Ad Familiares 9.6
Ad Familiares 9.6
Headnote
Cicero to Varro, written at Rome between the twelfth and the seventh day before the Kalends of Quintilis (= July) 46 BC (Perseus: Romae inter xii et vii K.~Quint.~a.~708 (46)), that is, in the last week of June, with Caesar’s return from the African campaign now expected at any moment. The letter opens as a piece of practical intelligence — where to prepare hospitality for the dictator: he had written that he would come to his villa at Alsium, but Hirtius, Balbus, and Oppius have advised him to land at Ostia instead, and Cicero passes this on so that Varro can have a guest-room ready in either place. The naming of the three Caesarian intimates is itself the point of the passage. Cicero is careful to record both that he is on familiar terms with them and that they have shown themselves friends of Varro; he is mapping, in the simplest possible terms, the channel through which two ex-Pompeians of consular and senatorial rank now communicate with the regime.

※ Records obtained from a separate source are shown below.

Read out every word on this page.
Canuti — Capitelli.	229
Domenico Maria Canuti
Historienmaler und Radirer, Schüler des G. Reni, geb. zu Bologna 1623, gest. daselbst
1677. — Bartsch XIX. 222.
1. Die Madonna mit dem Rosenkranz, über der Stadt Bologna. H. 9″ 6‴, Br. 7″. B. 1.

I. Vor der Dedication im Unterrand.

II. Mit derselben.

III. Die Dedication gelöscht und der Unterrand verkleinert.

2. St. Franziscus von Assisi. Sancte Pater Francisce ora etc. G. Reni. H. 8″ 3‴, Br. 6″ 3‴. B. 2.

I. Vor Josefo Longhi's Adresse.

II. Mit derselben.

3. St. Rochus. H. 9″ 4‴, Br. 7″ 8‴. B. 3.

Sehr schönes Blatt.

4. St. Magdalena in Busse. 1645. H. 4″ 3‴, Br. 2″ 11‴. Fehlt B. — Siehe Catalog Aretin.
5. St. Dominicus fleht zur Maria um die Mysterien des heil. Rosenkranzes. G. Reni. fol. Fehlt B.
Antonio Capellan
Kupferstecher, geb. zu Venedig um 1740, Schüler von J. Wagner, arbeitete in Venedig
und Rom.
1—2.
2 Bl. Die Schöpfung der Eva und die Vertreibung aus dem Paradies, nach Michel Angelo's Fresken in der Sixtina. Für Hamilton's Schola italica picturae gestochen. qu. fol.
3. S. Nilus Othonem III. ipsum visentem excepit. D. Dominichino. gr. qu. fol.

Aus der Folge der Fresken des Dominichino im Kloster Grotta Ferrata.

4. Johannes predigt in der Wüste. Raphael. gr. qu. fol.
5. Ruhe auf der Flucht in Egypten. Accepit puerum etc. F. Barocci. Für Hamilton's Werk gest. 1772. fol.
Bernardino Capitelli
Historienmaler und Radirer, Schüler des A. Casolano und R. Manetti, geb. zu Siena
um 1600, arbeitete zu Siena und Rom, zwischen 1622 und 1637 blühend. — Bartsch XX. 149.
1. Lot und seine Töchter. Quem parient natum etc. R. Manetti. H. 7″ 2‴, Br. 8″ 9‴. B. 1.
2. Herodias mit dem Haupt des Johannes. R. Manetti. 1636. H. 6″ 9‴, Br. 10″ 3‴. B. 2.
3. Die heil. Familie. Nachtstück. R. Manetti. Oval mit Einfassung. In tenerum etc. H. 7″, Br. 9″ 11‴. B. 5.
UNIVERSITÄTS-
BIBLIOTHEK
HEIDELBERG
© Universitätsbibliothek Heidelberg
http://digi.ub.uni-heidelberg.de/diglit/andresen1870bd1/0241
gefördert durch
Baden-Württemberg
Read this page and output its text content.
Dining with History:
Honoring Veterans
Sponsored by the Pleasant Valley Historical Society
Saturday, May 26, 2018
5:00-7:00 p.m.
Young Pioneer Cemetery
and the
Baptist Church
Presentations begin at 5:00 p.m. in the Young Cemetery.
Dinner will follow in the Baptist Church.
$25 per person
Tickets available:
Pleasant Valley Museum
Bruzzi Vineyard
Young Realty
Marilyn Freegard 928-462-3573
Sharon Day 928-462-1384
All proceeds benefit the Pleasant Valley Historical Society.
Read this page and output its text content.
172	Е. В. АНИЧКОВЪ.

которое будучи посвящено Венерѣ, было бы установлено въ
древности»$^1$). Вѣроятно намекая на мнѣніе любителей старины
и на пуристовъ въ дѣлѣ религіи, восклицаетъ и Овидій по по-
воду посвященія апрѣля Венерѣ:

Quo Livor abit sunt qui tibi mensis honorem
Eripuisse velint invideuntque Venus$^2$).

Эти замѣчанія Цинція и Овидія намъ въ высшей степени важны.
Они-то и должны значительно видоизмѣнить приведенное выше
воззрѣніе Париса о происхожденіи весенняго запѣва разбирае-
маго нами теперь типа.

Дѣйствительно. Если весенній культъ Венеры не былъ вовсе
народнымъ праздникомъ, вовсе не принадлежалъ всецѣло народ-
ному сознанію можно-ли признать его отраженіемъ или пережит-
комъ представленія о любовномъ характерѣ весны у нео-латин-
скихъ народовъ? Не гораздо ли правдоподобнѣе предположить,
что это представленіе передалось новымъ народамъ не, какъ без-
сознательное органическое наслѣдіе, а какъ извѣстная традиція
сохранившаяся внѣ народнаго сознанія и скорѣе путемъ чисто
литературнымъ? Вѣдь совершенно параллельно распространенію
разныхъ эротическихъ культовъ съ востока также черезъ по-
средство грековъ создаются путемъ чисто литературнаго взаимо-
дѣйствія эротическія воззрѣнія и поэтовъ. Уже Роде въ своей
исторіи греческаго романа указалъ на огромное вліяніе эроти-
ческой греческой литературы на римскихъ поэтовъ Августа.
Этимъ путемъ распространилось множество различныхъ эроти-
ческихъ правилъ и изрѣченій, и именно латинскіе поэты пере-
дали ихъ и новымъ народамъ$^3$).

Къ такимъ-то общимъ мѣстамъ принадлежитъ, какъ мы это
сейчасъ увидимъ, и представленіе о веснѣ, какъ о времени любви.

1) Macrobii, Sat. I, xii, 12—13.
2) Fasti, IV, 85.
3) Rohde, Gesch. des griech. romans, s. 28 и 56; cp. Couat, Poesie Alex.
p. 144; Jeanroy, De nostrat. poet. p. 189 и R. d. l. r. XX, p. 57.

The middle of the letter is the most candid statement Cicero ever made about his own retrospective judgment of the war. “It is not the same thing,” he says, “to bear what must be borne and to approve what is not to be approved”; and then, with a remarkable concession: he no longer even knows what he would now disapprove of, beyond the war’s beginnings, “for those were a matter of will.” Our friends, he says, wanted the war; Caesar did not so much want it as not fear it. He was always with Varro, he adds, in dreading that the extreme of all evils was a victory in a civil war, whichever side won — and he confesses he had feared even the victory of the side to which they had come, since the most idle of them were making cruel threats. The end of the letter is the manifesto of Fam.~9.2 brought back in different language: in tempests like these, Varro stands almost alone in port; his Tusculan days are “the very pattern of a life”; and since studies, in the verdict of great men, carry a kind of furlough from public duty, with the commonwealth’s leave they will draw on them to the full.